Khan’s taking on engineering school

Salman Khan is changing the world because he is upending an education paradigm that has been dominant for almost 200 years: classroom education in brick-and-mortar buildings. . . .

By the end of 2015, he was reaching 10 million students regularly with his free video lessons:

Khan Academy at Forbes Magazine

There’s no telling how this will change the world in 25 years. The US spends around $11,000 per elementary school student per year. Khan’s expenses may run $20 million, and at 10 million students that’s $2 per student.

Granted, there are factors that don’t translate 1 to 1, but we can see that there are orders of magnitudes of difference in costs.

Recently, I noticed something interesting on Khan’s website: he is expanding into engineering.

And, here’s the thing: it looks like electrical engineering is the first engineering field to get the Khan treatment. It still looks like it’s in development because it remains incomplete, but take a look:

https://www.khanacademy.org/science/electrical-engineering

What do you think? Could you learn electrical engineering using Khan’s methods as well as you did at college?

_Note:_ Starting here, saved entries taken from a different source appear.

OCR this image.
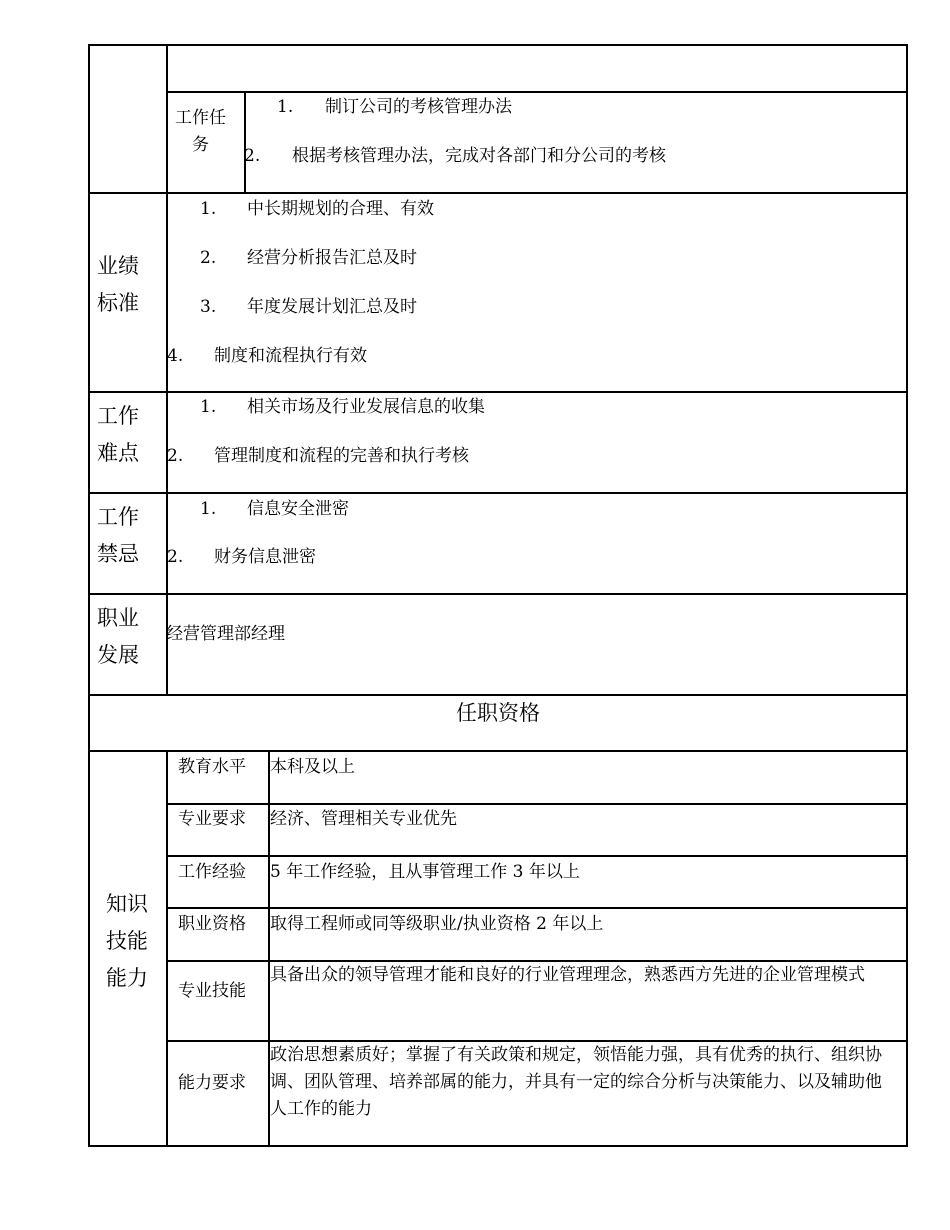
工作任
务
1. 制订公司的考核管理办法
2. 根据考核管理办法，完成对各部门和分公司的考核
业绩
标准
1. 中长期规划的合理、有效
2. 经营分析报告汇总及时
3. 年度发展计划汇总及时
4. 制度和流程执行有效
工作
难点
1. 相关市场及行业发展信息的收集
2. 管理制度和流程的完善和执行考核
工作
禁忌
1. 信息安全泄密
2. 财务信息泄密
职业
发展
经营管理部经理
任职资格
知识
技能
能力
教育水平 本科及以上
专业要求 经济、管理相关专业优先
工作经验 5 年工作经验，且从事管理工作 3 年以上
职业资格 取得工程师或同等级职业/执业资格 2 年以上
专业技能
具备出众的领导管理才能和良好的行业管理理念，熟悉西方先进的企业管理模式
能力要求
政治思想素质好；掌握了有关政策和规定，领悟能力强，具有优秀的执行、组织协调、团队管理、培养部属的能力，并具有一定的综合分析与决策能力、以及辅助他人工作的能力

If so, what does that mean for the 900-year-old university model?

There are no videos yet, but I do know this: my professors would not have let me pause and rewind their lectures so that I could listen to their point again. The best professors were happy to repeat themselves a few times.

Now, with video, you can have them repeat themselves endlessly and they’ll never get annoyed.

Provocative stuff. The next 40 years will be interesting, indeed.